Building a Theremin with AI: A Developer's Journey

Francesco Quagliati - Software Engineer
June 3, 2026

At Tag1, we believe in proving AI within our own work before recommending it to clients. This post is part of our AI Applied content series, where team members share real stories of how they're using Artificial Intelligence and the insights and lessons they learn along the way. Here, Francesco Quagliati, Software Engineer, shares how AI collaboration helped him build something he could not have built alone and how he unexpectedly learned so much.

The Result First

In my hands is a gesture-controlled digital theremin. Wave your hands over two laser sensors: one controls pitch, one controls volume. Three oscillators blend sine, square, triangle, and sawtooth waves. Delay, chorus, and reverb effects add space and shimmer to the sound. A web interface lets you tweak every parameter in real-time from your phone. An OLED display shows a visual tuner converting frequency to musical notes.
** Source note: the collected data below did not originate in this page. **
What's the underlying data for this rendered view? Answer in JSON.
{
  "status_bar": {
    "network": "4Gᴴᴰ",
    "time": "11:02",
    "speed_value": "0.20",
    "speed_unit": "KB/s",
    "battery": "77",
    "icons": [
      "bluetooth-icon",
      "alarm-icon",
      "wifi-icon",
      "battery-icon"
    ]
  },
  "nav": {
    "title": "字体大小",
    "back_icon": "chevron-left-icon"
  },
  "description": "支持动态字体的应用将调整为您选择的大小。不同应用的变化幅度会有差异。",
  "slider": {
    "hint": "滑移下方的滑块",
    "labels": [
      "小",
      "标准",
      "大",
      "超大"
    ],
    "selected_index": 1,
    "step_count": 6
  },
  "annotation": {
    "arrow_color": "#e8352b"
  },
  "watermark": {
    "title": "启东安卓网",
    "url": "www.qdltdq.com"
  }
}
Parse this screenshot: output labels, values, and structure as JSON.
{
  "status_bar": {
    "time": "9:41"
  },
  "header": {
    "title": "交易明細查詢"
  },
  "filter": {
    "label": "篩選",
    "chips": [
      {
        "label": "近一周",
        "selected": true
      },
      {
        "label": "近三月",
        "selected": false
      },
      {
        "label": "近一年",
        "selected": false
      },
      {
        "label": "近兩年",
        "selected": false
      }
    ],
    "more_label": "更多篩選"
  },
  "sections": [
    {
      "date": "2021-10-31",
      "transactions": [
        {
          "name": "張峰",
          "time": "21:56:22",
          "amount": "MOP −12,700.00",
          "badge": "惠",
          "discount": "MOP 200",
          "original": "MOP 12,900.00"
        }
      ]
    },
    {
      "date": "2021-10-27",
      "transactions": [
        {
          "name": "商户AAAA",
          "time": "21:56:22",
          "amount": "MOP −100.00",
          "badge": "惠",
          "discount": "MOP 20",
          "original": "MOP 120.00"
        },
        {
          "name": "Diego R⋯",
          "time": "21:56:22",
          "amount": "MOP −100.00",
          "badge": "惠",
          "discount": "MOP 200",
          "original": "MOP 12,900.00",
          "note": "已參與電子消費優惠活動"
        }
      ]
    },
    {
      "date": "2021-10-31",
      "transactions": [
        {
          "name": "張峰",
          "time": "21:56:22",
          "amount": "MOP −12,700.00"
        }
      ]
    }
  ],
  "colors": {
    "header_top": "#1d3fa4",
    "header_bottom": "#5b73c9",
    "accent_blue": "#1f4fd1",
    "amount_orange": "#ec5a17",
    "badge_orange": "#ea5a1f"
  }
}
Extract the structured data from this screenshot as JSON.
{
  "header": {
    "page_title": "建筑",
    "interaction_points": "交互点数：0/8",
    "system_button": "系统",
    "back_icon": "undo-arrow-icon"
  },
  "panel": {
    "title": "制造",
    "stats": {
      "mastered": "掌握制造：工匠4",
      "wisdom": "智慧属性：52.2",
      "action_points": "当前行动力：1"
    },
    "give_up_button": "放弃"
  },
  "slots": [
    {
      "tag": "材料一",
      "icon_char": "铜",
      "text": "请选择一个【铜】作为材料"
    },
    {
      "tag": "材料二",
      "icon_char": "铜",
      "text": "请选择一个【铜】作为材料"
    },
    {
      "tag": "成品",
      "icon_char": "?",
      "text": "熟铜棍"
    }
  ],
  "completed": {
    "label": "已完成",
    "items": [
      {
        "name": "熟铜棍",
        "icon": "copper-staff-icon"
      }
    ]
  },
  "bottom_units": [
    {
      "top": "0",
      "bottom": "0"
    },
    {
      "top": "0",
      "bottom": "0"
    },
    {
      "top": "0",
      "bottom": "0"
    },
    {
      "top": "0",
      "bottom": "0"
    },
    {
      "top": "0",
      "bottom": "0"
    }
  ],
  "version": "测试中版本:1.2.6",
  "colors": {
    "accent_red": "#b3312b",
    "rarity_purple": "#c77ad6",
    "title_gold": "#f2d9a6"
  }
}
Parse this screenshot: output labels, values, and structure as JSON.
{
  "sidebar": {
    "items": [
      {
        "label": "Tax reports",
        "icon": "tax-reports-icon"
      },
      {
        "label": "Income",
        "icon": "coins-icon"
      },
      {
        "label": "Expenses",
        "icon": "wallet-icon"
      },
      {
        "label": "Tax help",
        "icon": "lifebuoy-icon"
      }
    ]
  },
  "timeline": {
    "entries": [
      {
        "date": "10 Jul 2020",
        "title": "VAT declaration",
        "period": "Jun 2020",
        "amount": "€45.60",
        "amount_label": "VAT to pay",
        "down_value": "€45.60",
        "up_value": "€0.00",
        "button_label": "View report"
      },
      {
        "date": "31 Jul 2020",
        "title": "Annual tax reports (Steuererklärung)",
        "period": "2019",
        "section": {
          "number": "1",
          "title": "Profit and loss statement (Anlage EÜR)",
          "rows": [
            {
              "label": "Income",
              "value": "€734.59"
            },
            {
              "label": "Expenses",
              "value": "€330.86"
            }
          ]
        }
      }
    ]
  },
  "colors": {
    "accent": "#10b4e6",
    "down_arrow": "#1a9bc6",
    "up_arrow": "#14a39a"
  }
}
It runs on an ESP32 microcontroller. The audio comes through a 16-bit I2S DAC. Not hi-fi, but surprisingly decent. CPU usage sits at 15%, leaving 85% headroom. The code is ~1,200 lines of C++ for the firmware, plus ~1,500 lines for the web interface.

Screenshot of Therem[AI]n Control Panel. — Figure 1: Therem[AI]n Control Panel.

Here's the twist: I had almost no C++ experience when I started this in October 2025. Electronics knowledge? About the same — just some soldering experience from swapping guitar pickups and fixing my FPV drone.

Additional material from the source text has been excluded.